A aquisição da Classe “Amazonas” foi um meio-termo nesse cenário, onde os pontos positivos se mostram muito superiores ao negativos. As características superlativas da classe a fazem adequada a tarefa hercúlea de patrulhar a chamada “Amazônia Azul”. Porém, os requisitos de construção elaborados por uma outra marinha/guarda-costeira podem fazer com que a logística, no futuro, torne-se um gargalo.

A construção de outros meios dessa mesma classe, atendendo agora aos requisitos nacionais, seria um solução com excelente custo-beneficio para a MB. Principalment na opinião de fontes que apontam a “jogada britânica” nessa transação comercial/militar, onde a compra desses meios junto à “simbólica” aquisição da “licença de fabricação” representam um trunfo junto ao contexto do PROSUPER na MB.

Um salto para a Patrulha Naval

Para o autor, a classe “Amazonas”, representada aqui pelo NaPaOc Amazonas, representa um enorme salto na Patrulha Naval e na própria Esquadra. A aquisição futura de novos meios dessa mesma classe, adequados à cadeia logística já instalada na MB, seria um ganho exponencial. A Patrulha Naval passa nesse momento por um divisor de águas, antes e depois da classe “Amazonas”, assim como o foi em sua época a classe “Imperial Marinheiro”.
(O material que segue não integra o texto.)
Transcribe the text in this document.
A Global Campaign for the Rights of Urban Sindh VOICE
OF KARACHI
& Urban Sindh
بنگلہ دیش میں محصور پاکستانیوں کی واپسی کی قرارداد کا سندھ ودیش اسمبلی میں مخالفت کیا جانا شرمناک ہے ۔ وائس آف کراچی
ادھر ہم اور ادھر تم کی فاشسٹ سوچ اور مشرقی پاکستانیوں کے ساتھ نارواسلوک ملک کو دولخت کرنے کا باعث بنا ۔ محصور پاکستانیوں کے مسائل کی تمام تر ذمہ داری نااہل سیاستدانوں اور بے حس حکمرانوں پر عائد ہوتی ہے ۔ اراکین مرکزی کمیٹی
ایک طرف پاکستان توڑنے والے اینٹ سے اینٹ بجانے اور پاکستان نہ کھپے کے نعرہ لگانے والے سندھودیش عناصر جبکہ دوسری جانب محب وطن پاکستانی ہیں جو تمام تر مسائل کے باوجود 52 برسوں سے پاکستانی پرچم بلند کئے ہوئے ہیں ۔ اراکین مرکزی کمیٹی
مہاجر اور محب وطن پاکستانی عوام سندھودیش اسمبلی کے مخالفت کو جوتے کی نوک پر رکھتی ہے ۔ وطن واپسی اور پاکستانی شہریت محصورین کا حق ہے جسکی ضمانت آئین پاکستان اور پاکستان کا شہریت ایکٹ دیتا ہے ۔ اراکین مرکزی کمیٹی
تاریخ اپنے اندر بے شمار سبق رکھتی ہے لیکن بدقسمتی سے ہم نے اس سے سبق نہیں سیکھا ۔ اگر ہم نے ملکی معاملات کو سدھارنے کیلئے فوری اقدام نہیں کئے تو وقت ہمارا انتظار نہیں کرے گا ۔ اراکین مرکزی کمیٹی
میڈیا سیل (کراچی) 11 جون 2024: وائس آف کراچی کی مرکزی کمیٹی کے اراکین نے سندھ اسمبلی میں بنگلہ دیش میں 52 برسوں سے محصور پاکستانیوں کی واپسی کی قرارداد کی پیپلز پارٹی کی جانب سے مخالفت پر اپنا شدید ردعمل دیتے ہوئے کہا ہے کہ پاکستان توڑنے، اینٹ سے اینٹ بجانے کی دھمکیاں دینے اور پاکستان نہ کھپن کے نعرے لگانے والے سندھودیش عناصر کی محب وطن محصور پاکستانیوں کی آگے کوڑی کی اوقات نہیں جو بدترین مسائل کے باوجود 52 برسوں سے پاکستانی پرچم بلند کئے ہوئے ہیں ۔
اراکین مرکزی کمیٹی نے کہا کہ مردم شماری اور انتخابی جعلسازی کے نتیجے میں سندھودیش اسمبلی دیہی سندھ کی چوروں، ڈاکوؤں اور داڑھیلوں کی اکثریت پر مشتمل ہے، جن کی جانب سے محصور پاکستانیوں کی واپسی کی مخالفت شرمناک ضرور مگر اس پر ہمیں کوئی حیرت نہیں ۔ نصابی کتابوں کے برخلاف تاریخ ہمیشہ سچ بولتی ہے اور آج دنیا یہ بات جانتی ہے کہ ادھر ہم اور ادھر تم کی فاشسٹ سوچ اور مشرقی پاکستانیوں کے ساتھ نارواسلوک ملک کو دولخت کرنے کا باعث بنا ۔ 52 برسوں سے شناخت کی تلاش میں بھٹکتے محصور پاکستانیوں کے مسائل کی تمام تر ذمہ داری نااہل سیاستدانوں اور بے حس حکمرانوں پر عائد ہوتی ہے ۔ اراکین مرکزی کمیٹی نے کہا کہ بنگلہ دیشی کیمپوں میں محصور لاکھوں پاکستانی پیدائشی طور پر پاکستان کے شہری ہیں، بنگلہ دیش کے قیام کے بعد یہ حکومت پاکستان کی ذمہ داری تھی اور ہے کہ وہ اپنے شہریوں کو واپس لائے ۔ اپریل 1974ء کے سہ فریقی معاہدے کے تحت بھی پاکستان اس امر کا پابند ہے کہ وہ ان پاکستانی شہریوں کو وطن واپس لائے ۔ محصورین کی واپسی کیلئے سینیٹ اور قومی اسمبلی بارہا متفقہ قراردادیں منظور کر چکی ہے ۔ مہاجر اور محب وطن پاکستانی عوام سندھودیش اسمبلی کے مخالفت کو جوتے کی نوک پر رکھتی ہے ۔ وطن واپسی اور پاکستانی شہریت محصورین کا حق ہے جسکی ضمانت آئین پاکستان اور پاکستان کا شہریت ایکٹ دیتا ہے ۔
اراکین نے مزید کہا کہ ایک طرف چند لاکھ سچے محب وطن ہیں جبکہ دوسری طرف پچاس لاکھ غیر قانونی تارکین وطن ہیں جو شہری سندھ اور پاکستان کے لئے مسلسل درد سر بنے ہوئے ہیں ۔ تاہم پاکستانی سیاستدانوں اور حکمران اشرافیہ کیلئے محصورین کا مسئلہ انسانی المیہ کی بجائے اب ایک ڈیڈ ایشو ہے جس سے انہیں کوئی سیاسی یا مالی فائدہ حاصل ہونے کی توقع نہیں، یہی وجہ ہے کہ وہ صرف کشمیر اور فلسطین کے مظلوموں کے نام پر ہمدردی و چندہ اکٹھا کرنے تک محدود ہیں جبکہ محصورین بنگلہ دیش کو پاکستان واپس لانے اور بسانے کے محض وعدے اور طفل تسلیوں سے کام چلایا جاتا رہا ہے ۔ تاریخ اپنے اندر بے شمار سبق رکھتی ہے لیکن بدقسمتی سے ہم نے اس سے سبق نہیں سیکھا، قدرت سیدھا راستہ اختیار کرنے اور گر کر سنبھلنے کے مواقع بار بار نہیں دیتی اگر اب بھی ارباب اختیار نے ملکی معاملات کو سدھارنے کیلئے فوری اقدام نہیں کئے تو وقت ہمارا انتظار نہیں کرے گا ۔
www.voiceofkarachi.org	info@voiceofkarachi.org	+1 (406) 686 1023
O crescimento das relações e parcerias econômico-industriais junto aos países da costa ocidental africana, que desponta nessa segunda década do século XXI como uma projeção de poder do tipo “brasileira”, necessita que os interesses nacionais sejam defendidos de perigos específicos. Isso, associado às crescentes demandas de operações de interdição marítima sob o mandato de organismos internacionais, faz com que meios oceânicos adequados a responder às ameaças assimétricas, em cenários de baixa intensidade, se façam presentes mundo afora.

Na nossa opinião, a Marinha do Brasil acertou em cheio ao adquirir o meio objeto dessa reportagem. Bravo Zulu MB!

 

Obs.: peço desculpas ao CCSM, à tripulação do NaPaOc Amazonas e aos leitores pela demora em publicar esta matéria. Devido a uma tendinite, só foi possível completá-la hoje. Agradecimentos aos CC Giovani Correa (Comandante do NaPaOc), CC Bocca (Imediato) e ao CT Martins Franco (Chefe do Departamento de Armamentos).